Cómo llegar y consejos prácticos
La forma más cómoda de llegar a Yalova Termal desde Estambul es tomar el ferry rápido (denizotobüsü) desde Yenikapı hasta el puerto de Yalova, un trayecto que dura aproximadamente cincuenta minutos. Desde el puerto de Yalova, minibuses locales (dolmuş) conectan regularmente el centro de la ciudad con el pueblo de Termal, que se encuentra a unos doce kilómetros hacia el interior. El recorrido en dolmuş dura unos veinte minutos y cuesta pocas liras turcas. Como alternativa, un taxi desde el puerto tarda el mismo tiempo pero tiene un costo significativamente mayor.
El mejor momento para visitar es por la mañana en días laborables, cuando hay menos visitantes locales y las piscinas están más tranquilas. Durante el fin de semana, especialmente el domingo, el área se llena de familias que vienen de Estambul y de toda la región de Marmara. Los establecimientos termales públicos generalmente abren desde las primeras horas de la mañana hasta la tarde, pero se recomienda verificar los horarios actualizados directamente en el lugar o en el municipio de Yalova, ya que pueden variar estacionalmente. Llevar su propia toalla siempre es una buena idea, aunque el alquiler está disponible. La entrada a los baños públicos sigue siendo accesible en comparación con los estándares europeos, y esta es una de las razones por las que el lugar sigue siendo frecuentado principalmente por locales.
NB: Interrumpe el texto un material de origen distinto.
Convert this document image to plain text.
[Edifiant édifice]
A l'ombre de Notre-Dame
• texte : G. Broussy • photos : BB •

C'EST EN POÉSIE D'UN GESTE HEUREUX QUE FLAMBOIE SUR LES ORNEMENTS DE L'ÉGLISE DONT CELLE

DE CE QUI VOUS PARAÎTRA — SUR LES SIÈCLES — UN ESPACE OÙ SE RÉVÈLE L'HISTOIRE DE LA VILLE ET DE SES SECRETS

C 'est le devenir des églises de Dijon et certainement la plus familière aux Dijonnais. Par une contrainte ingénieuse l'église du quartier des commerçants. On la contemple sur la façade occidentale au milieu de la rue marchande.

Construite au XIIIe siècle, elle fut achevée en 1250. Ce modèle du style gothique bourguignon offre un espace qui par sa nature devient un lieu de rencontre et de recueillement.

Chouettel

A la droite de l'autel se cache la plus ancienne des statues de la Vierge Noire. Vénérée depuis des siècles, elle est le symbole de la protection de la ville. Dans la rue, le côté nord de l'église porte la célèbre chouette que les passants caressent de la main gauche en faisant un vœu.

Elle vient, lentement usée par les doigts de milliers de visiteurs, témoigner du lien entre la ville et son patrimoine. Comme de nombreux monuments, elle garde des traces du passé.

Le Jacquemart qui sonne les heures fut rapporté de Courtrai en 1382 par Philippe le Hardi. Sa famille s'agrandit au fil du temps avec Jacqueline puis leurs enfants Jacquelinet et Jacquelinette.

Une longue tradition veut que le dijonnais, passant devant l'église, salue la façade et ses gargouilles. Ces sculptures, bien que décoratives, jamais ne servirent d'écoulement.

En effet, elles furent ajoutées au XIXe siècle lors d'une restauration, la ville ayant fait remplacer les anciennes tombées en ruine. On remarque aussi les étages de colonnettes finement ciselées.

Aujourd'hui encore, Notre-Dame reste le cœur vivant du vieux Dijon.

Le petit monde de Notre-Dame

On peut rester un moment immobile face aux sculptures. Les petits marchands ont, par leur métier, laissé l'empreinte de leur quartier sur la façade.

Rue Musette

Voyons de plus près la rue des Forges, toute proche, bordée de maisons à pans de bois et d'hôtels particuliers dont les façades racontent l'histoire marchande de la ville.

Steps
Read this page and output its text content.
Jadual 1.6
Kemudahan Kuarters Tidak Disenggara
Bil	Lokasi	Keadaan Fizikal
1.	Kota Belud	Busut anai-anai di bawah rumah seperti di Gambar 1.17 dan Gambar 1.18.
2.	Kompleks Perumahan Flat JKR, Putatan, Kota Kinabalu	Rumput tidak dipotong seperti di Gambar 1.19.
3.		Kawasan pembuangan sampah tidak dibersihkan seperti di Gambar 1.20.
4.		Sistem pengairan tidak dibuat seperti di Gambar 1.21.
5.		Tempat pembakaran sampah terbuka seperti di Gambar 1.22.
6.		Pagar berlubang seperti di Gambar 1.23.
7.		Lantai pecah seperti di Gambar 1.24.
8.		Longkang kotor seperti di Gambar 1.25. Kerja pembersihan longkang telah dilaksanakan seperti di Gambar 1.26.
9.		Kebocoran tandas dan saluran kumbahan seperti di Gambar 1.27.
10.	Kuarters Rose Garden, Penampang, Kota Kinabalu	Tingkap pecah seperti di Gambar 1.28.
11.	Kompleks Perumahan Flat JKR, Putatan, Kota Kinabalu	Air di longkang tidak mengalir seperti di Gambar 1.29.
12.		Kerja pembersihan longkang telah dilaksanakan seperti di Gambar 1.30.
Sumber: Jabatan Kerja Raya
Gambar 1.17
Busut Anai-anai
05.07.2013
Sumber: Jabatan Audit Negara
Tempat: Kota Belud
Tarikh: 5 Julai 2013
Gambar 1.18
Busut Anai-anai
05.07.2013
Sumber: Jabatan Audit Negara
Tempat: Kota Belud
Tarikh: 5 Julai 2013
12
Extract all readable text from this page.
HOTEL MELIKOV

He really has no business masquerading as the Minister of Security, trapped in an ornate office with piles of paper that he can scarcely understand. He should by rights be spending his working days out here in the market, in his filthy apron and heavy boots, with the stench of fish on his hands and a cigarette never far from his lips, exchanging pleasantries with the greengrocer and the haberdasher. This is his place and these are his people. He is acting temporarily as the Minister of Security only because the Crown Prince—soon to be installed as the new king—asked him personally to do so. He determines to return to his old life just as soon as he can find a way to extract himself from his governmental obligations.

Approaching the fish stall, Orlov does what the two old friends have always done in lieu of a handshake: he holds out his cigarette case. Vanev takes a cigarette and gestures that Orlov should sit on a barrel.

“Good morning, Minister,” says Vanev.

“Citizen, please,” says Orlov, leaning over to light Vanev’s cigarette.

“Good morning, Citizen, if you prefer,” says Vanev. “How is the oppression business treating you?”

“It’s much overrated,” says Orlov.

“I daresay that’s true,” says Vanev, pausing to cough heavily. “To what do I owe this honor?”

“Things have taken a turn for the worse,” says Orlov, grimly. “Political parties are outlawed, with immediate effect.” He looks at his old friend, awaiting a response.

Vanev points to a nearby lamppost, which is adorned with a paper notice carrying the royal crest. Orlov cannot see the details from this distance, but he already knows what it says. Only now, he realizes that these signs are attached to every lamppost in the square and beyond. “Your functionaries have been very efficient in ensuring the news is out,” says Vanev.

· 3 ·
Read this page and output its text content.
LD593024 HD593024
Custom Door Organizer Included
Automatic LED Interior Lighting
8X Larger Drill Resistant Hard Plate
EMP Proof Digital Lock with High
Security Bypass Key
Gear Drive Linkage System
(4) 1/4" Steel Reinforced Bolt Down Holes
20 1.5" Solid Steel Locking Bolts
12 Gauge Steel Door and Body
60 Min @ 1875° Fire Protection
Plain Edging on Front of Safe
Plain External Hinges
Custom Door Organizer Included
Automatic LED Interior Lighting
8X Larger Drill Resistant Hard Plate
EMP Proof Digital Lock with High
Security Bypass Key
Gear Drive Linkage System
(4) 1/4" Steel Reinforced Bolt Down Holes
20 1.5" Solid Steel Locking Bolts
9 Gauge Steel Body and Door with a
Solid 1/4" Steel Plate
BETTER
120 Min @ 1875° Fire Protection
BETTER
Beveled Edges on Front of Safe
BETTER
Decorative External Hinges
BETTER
Por qué vale la pena el viaje
Yalova Termal no ofrece lujo en el sentido moderno del término. No hay spas con tratamientos exóticos, ni hoteles de diseño con piscinas infinitas. Lo que ofrece es algo más difícil de encontrar: una práctica termal auténtica, arraigada en el territorio, que continúa sustancialmente inalterada desde hace generaciones. Las bañeras de piedra, el agua caliente que fluye, los plátanos centenarios y el silencio del bosque componen una experiencia que vale la pena el viaje solo para entender cómo las personas de esta parte del Mediterráneo siempre han utilizado la naturaleza para cuidar del cuerpo.
Para quienes visitan Estambul y buscan un día fuera de la ciudad sin alejarse demasiado, este valle termal representa una alternativa concreta y poco frecuentada por los turistas extranjeros. La combinación de ferry por el Marmara, bosque, aguas termales y un museo histórico en un solo día es difícil de replicar en otro lugar de la región.